Senator Looney’s proposal is in one sense about the future of Connecticut’s cities.  His proposal says the small towns just aren’t all that important, so we should spend less on them.  That’s true – in relative terms; Connecticut’s resources are best utilized if devoted to the cities, and any proposal to spend less on the small towns is consistent with that reality.  Still, slapping the small towns in the face is not the ideal way to plan for the future of Connecticut’s cities.  Leave the small towns alone – why punish the people who prefer that life?

Rather than trying to shave percentage points off what the state spends to support rural school construction each year, Senator Looney and other political leaders should be focused on real, annual savings that will promote the growth and vitality of our cities.  Our leaders haven’t shown the political courage to face this important challenge and those self-interersted people who oppose change.

Rather than seeking to incentivize the merger of small-town school systems, Senator Looney should be creating incentives for cities and their surrounding towns to merge their school systems; in fact, those cities and towns should merge altogether.  Operating eight separate municipalities in metropolitan Hartford simply makes no sense.  It’s costly, probably to the tune of $100 million a year.  It’s inefficient; does every town of 25,000 people need a head of social studies curriculum?  It perpetuates racial segregation that violates the constitutional rights of our citizens.  It creates unfair and unnecessary discrimination against the poor and the disadvantaged.  Similarly sized metropolitan areas around the country don’t operate this way, leaving Connecticut cities at a competitive disadvantage.

Schools are the proverbial third rail in Connecticut politics.  No politician wants to discuss any change in how we educate our children.  And no one wants to talk about the inefficiency and the needless expense of town governance or how it perpetuates racial segregation in our towns and our schools.

Instead of picking on the small towns who aren’t bothering anyone, why doesn’t Senator Looney address the root cause of the waste, inefficiency, and racial segregation perpetuated by the way New Haven (his home town) and its suburbs are governed?

2 Replies to “LOONEY REDUX”

  1. I think Looney’s proposal is too narrow, and yet I think he is on the right track, in part due to the concerns you raise in your penultimate paragraph.
    I think it is probably more palatable legislatively to talk about state subsidies of municipalities in general, and revising that to favor the more populous municipalities, than to talk about the elephant in the room, which is CT’s ridiculous system of local government — 169 little fiefdoms in this piss-ant of a state.
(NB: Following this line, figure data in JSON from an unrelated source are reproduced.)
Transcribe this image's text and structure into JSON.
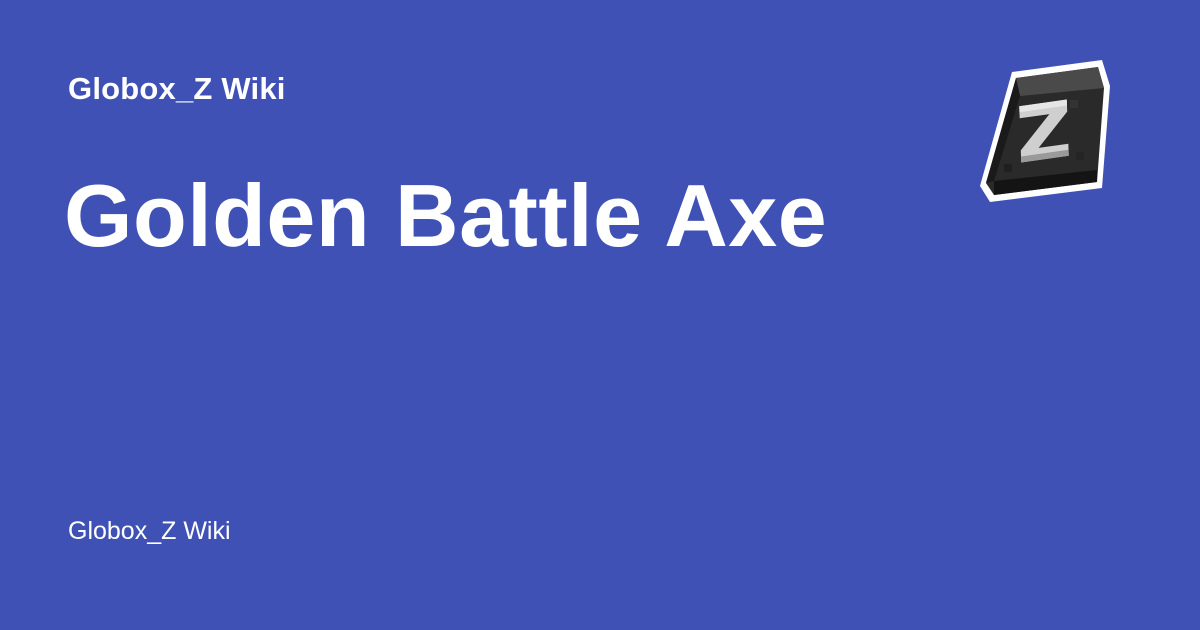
{
  "site": {
    "name_top": "Globox_Z Wiki",
    "name_bottom": "Globox_Z Wiki",
    "logo_letter": "Z",
    "logo_icon": "globox-z-logo-icon"
  },
  "page": {
    "title": "Golden Battle Axe"
  },
  "colors": {
    "background": "#3f51b5",
    "text": "#ffffff"
  }
}
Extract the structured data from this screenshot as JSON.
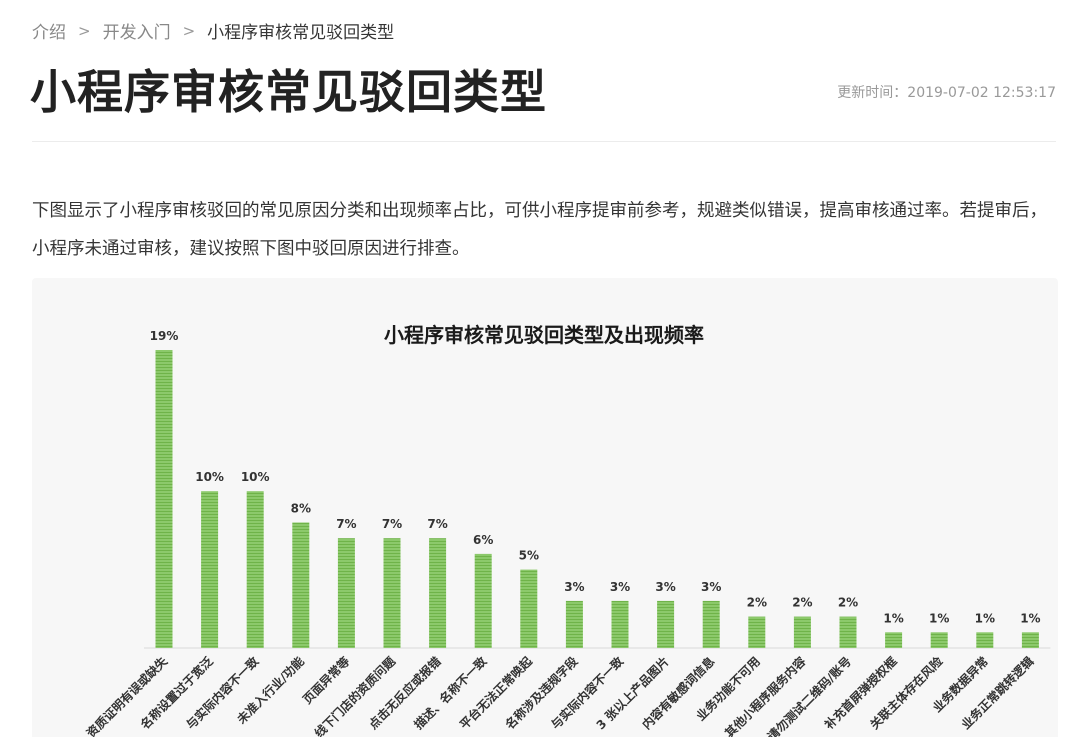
{
  "breadcrumb": {
    "items": [
      "介绍",
      "开发入门",
      "小程序审核常见驳回类型"
    ],
    "separator": ">"
  },
  "page": {
    "title": "小程序审核常见驳回类型",
    "updated": "更新时间：2019-07-02 12:53:17",
    "intro": "下图显示了小程序审核驳回的常见原因分类和出现频率占比，可供小程序提审前参考，规避类似错误，提高审核通过率。若提审后，小程序未通过审核，建议按照下图中驳回原因进行排查。"
  },
  "colors": {
    "bar_fill": "#8cc96b",
    "bar_stripe": "#6fb349",
    "figure_bg": "#f7f7f7"
  },
  "chart_data": {
    "type": "bar",
    "title": "小程序审核常见驳回类型及出现频率",
    "categories": [
      "资质证明有误或缺失",
      "名称设置过于宽泛",
      "与实际内容不一致",
      "未准入行业/功能",
      "页面异常等",
      "线下门店的资质问题",
      "点击无反应或报错",
      "描述、名称不一致",
      "平台无法正常唤起",
      "名称涉及违规字段",
      "与实际内容不一致",
      "3 张以上产品图片",
      "内容有敏感词信息",
      "业务功能不可用",
      "其他小程序服务内容",
      "请勿测试二维码/账号",
      "补充首屏弹授权框",
      "关联主体存在风险",
      "业务数据异常",
      "业务正常跳转逻辑"
    ],
    "values": [
      19,
      10,
      10,
      8,
      7,
      7,
      7,
      6,
      5,
      3,
      3,
      3,
      3,
      2,
      2,
      2,
      1,
      1,
      1,
      1
    ],
    "value_labels": [
      "19%",
      "10%",
      "10%",
      "8%",
      "7%",
      "7%",
      "7%",
      "6%",
      "5%",
      "3%",
      "3%",
      "3%",
      "3%",
      "2%",
      "2%",
      "2%",
      "1%",
      "1%",
      "1%",
      "1%"
    ],
    "ylim": [
      0,
      19
    ],
    "grid": false,
    "legend": "none"
  }
}
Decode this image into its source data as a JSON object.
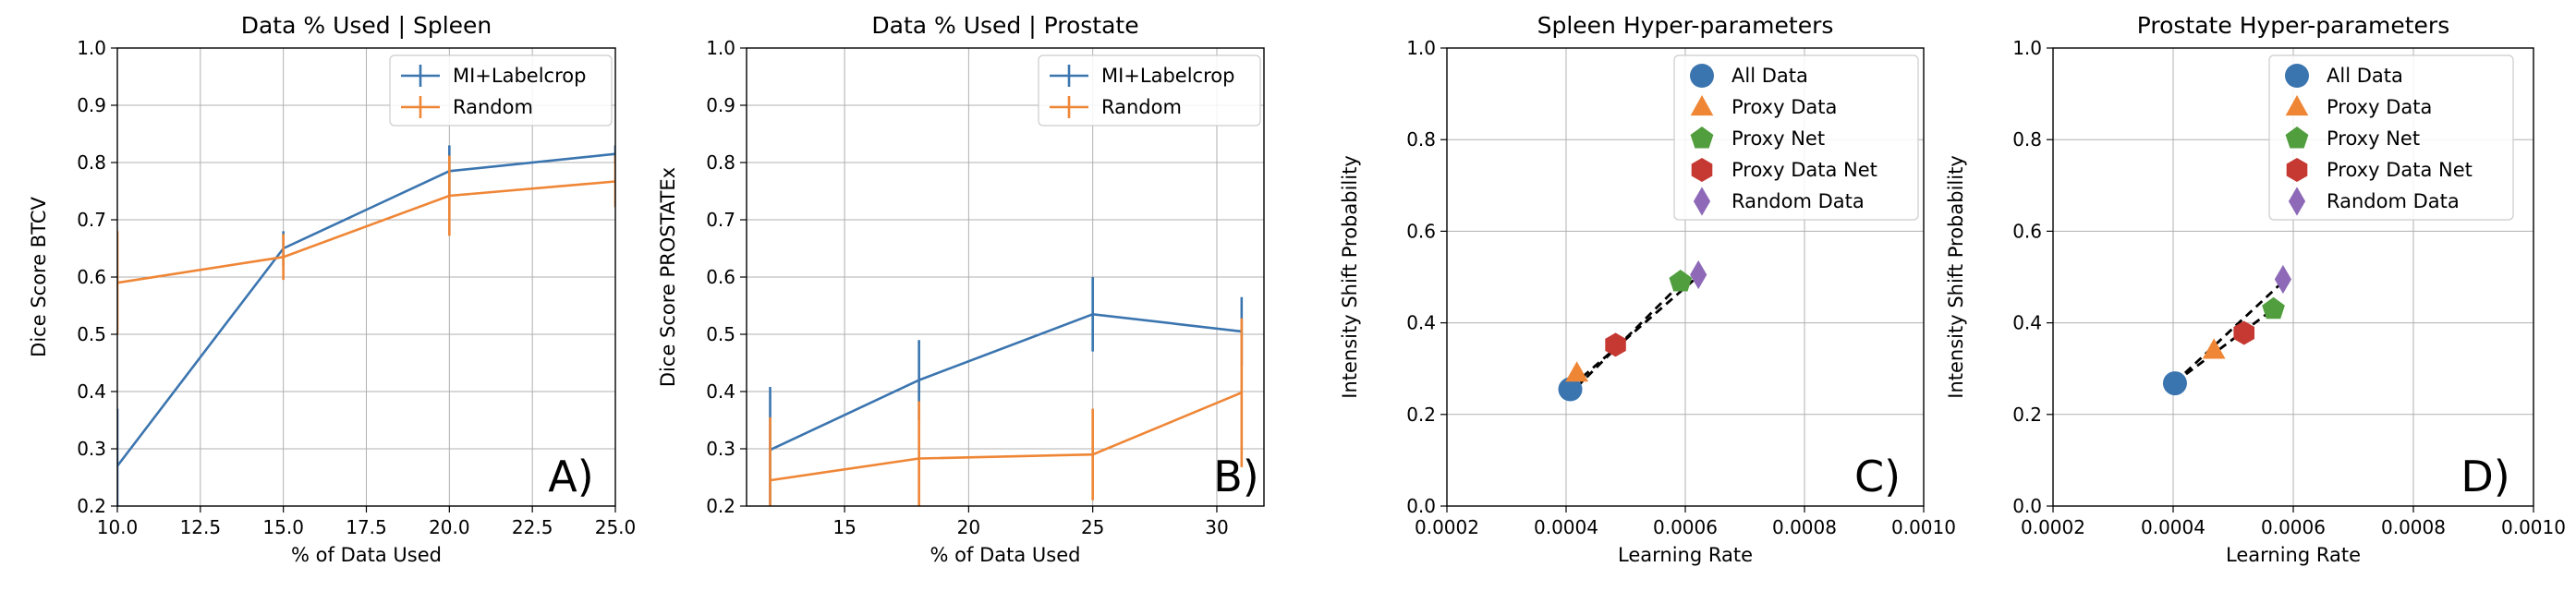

It’s not just education — and your example is a perfect one — but police departments, health departments, social services and senior services departments, fire departments, etc. etc. I believe I shared with you the example that Miami Dade County in FL and Fairfax County, VA each have about as many public school students as the entire State of CT, but manage their school system with 1 Superintendent, 1 curriculum director for each subject, etc.
    I see changing the state’s reimbursement schedule to cities and towns is a more general way to put pressure on them to regionalize or whatever term you want to use. Another way of putting it is that the state will not subsidize their inefficiency in the name of preserving local control that leads to all the ills you highlight. It is the ultimate form of White privilege and supremacy to assert you NEED these things so you can preserve your local control that has the primary effect of preventing those who don’t look like you from sharing in your lifestyle.

  2. Mark, this article presents a very important perspective, and I’d suggest that you seek a larger audience for it.

    (Singling out this article does not mean or imply that your other articles don’t deserve the largest audience. They do.)